GL/Vulkan have extensions to use dmabuf, yes
oh nice!
I was also wondering about those DMABUFs, when e.g. using frames from a webcam directly as input for an encoder, is the `fd` value for each buffer different? 
(not sure if I explained that correctly)
I was wondering about that, because here https://github.com/raspberrypi/libcamera-apps/blob/56ae02a57193d703524ebf6ca64cf093df44de36/encoder/h264_encoder.cpp#L196 
no offset is given that could be used to get a pointer to some buffer; instead it uses the given `fd`, which made me think that each buffer has it's own `fd`
yes, the fd is different for each buffer
the fd is a buffer handle
ok
pinchartl: when I create 2 threads can I use poll on the same FD, with POLLIN? and how would I be able to see what buffer is ready (e.g. the _OUTPUT or _CAPTURE)? 
.. I mean, let's say I want to start feeding yuv data, then I must get access to a buffer that I can fill, but how do I know if I can start feeding data? and how would I now what buffer to fill? ..and how would I know when I can reuse the buffer? 
polling on the same fd will work, but you can't tell which of the two threads will be woken up
once select() returns with events on the fd
you can just call VIDIOC_DQBUF twice, once with each buffer type (capture and output)
if VIDIOC_DQBUF fails with -EAGAIN, you just continue
if it succeeds, you process the dequeued buffer
make sure to open the device in non-blocking mode (O_NONBLOCK)
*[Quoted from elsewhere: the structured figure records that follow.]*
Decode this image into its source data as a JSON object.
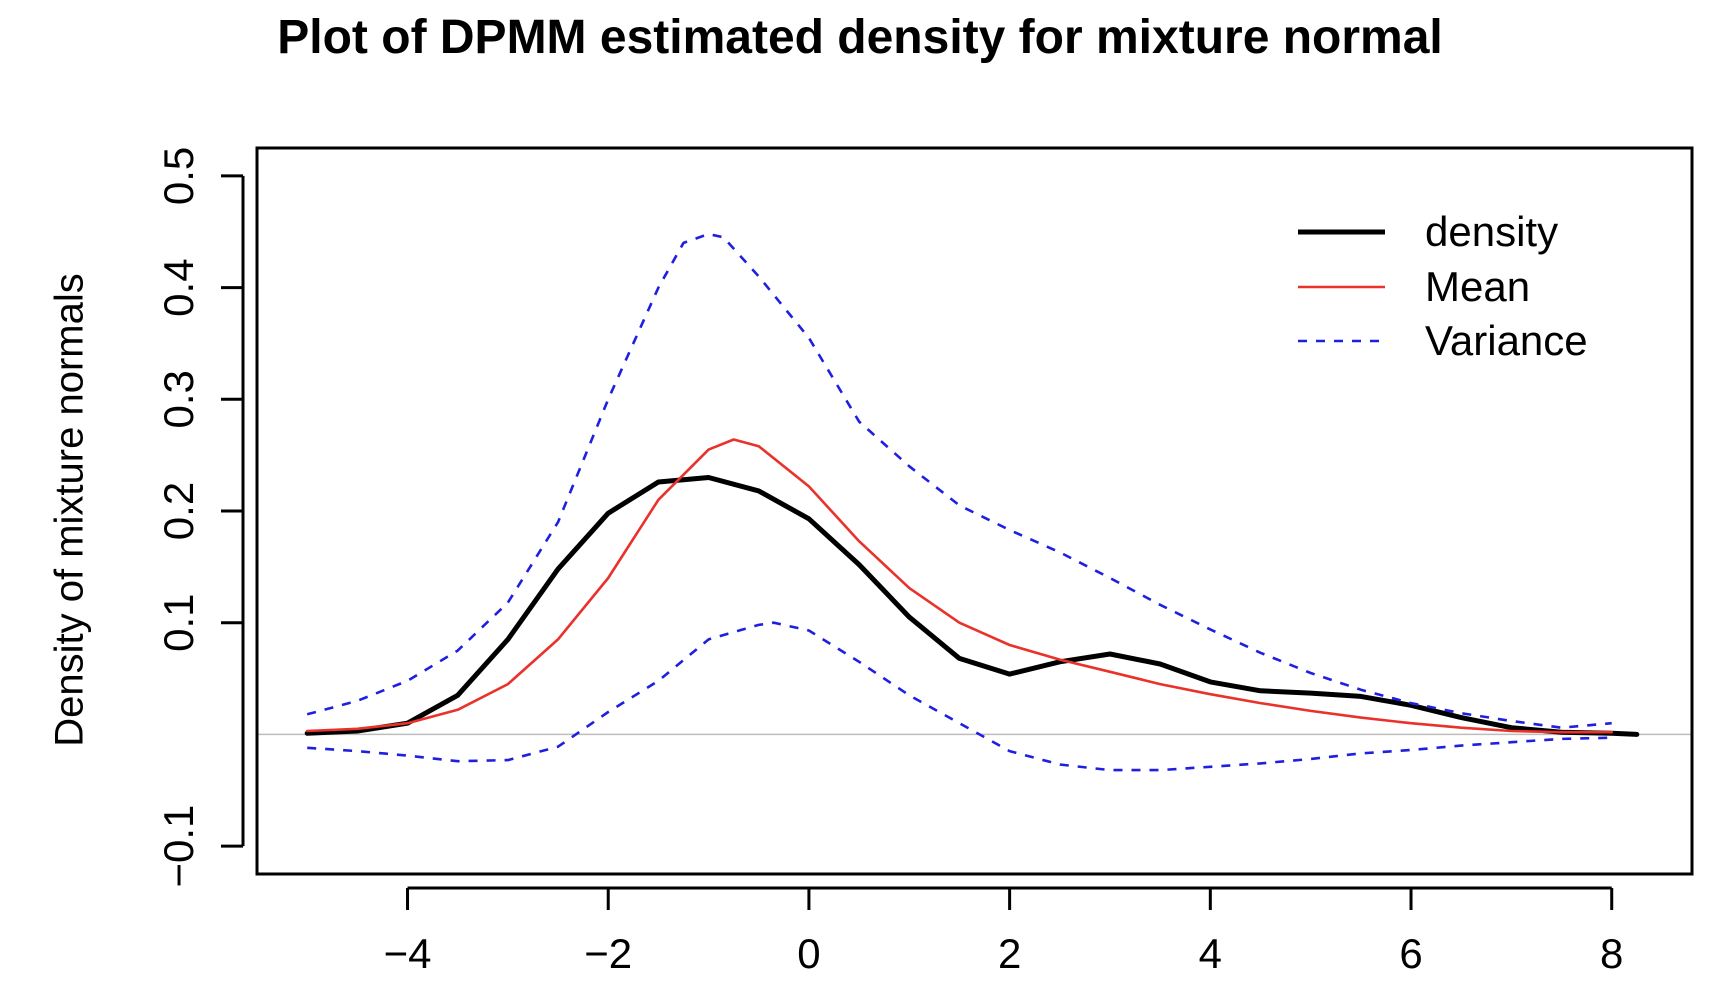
{
  "chart_data": {
    "type": "line",
    "title": "Plot of DPMM estimated density for mixture normal",
    "xlabel": "",
    "ylabel": "Density of mixture normals",
    "xlim": [
      -5.5,
      8.8
    ],
    "ylim": [
      -0.125,
      0.525
    ],
    "x_ticks": [
      -4,
      -2,
      0,
      2,
      4,
      6,
      8
    ],
    "y_ticks": [
      -0.1,
      0.1,
      0.2,
      0.3,
      0.4,
      0.5
    ],
    "x_tick_labels": [
      "−4",
      "−2",
      "0",
      "2",
      "4",
      "6",
      "8"
    ],
    "y_tick_labels": [
      "−0.1",
      "0.1",
      "0.2",
      "0.3",
      "0.4",
      "0.5"
    ],
    "hline": 0,
    "legend": {
      "position": "top-right",
      "entries": [
        "density",
        "Mean",
        "Variance"
      ]
    },
    "series": [
      {
        "name": "density",
        "color": "#000000",
        "style": "solid",
        "width": 5,
        "x": [
          -5.0,
          -4.5,
          -4.0,
          -3.5,
          -3.0,
          -2.5,
          -2.0,
          -1.5,
          -1.0,
          -0.5,
          0.0,
          0.5,
          1.0,
          1.5,
          2.0,
          2.5,
          3.0,
          3.5,
          4.0,
          4.5,
          5.0,
          5.5,
          6.0,
          6.5,
          7.0,
          7.5,
          8.0,
          8.25
        ],
        "y": [
          0.001,
          0.003,
          0.01,
          0.035,
          0.085,
          0.148,
          0.198,
          0.226,
          0.23,
          0.218,
          0.193,
          0.152,
          0.105,
          0.068,
          0.054,
          0.065,
          0.072,
          0.063,
          0.047,
          0.039,
          0.037,
          0.034,
          0.026,
          0.015,
          0.006,
          0.002,
          0.001,
          0.0
        ]
      },
      {
        "name": "Mean",
        "color": "#e8322a",
        "style": "solid",
        "width": 2.6,
        "x": [
          -5.0,
          -4.5,
          -4.0,
          -3.5,
          -3.0,
          -2.5,
          -2.0,
          -1.5,
          -1.0,
          -0.75,
          -0.5,
          0.0,
          0.5,
          1.0,
          1.5,
          2.0,
          2.5,
          3.0,
          3.5,
          4.0,
          4.5,
          5.0,
          5.5,
          6.0,
          6.5,
          7.0,
          7.5,
          8.0
        ],
        "y": [
          0.003,
          0.005,
          0.01,
          0.022,
          0.045,
          0.085,
          0.14,
          0.21,
          0.255,
          0.264,
          0.258,
          0.222,
          0.173,
          0.131,
          0.1,
          0.08,
          0.067,
          0.056,
          0.045,
          0.036,
          0.028,
          0.021,
          0.015,
          0.01,
          0.006,
          0.003,
          0.002,
          0.002
        ]
      },
      {
        "name": "Variance",
        "color": "#1f1fe0",
        "style": "dashed",
        "width": 2.6,
        "x": [
          -5.0,
          -4.5,
          -4.0,
          -3.5,
          -3.0,
          -2.5,
          -2.0,
          -1.5,
          -1.25,
          -1.0,
          -0.85,
          -0.5,
          0.0,
          0.5,
          1.0,
          1.5,
          2.0,
          2.5,
          3.0,
          3.5,
          4.0,
          4.5,
          5.0,
          5.5,
          6.0,
          6.5,
          7.0,
          7.5,
          8.0
        ],
        "y": [
          0.018,
          0.03,
          0.048,
          0.075,
          0.118,
          0.19,
          0.3,
          0.4,
          0.44,
          0.448,
          0.445,
          0.41,
          0.355,
          0.28,
          0.24,
          0.205,
          0.183,
          0.163,
          0.14,
          0.116,
          0.094,
          0.073,
          0.055,
          0.04,
          0.028,
          0.019,
          0.012,
          0.006,
          0.01
        ]
      },
      {
        "name": "Variance (lower)",
        "color": "#1f1fe0",
        "style": "dashed",
        "width": 2.6,
        "x": [
          -5.0,
          -4.5,
          -4.0,
          -3.5,
          -3.0,
          -2.5,
          -2.0,
          -1.5,
          -1.0,
          -0.5,
          -0.35,
          0.0,
          0.5,
          1.0,
          1.5,
          2.0,
          2.5,
          3.0,
          3.5,
          4.0,
          4.5,
          5.0,
          5.5,
          6.0,
          6.5,
          7.0,
          7.5,
          8.0
        ],
        "y": [
          -0.012,
          -0.015,
          -0.019,
          -0.024,
          -0.023,
          -0.011,
          0.02,
          0.048,
          0.085,
          0.098,
          0.1,
          0.093,
          0.065,
          0.035,
          0.01,
          -0.015,
          -0.027,
          -0.032,
          -0.032,
          -0.029,
          -0.026,
          -0.022,
          -0.017,
          -0.014,
          -0.01,
          -0.007,
          -0.004,
          -0.003
        ]
      }
    ]
  }
}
you need to keep track of buffers
ah ok, so it would be better to just create one thread for the poll()ing
if you allocate N buffers, initially you have buffers 0..N-1 that you can use
you pick any of them, fill it, and queue it
at that point you need to record that that buffer has been queued and can't be used anymore
and do I use the `.index` member to keep track of which buffer is used/reusable?
once you dequeue it with DQBUF, you put it back in the pool of available buffers
yes, you can use the buffer index for that
you have to maintain a pool of indexes that are free
or even indices
yep, I got that from the rpi example indeed
thanks
it would be nice to have a userspace library for codecs that would handle all that for you
like libcamera does for cameras
yeah, I think in general a nice clean hw-encoding/decoding library would be nice
not a library like ffmpeg, just a small one that does encoding/decoding
would a ioctl block when not using O_NONBLOCK?
of course you could also use a framework like gstreamer that would handle it for you
or some other func/
VIDIOC_DQBUF will block if no buffer is available and the device is open in blocking mode
yeah gstreamer is nice but to me it's similar in size as ffmpeg (probably a bit smaller)
ok
blocking mode makes very little sense in general. in a very small test application that just captures frames from one device, maybe, but as soon as you make something "real", non-blocking mode is the way to go
yes
hverkuil: I'd like to review the patch. I can take it to my tree then.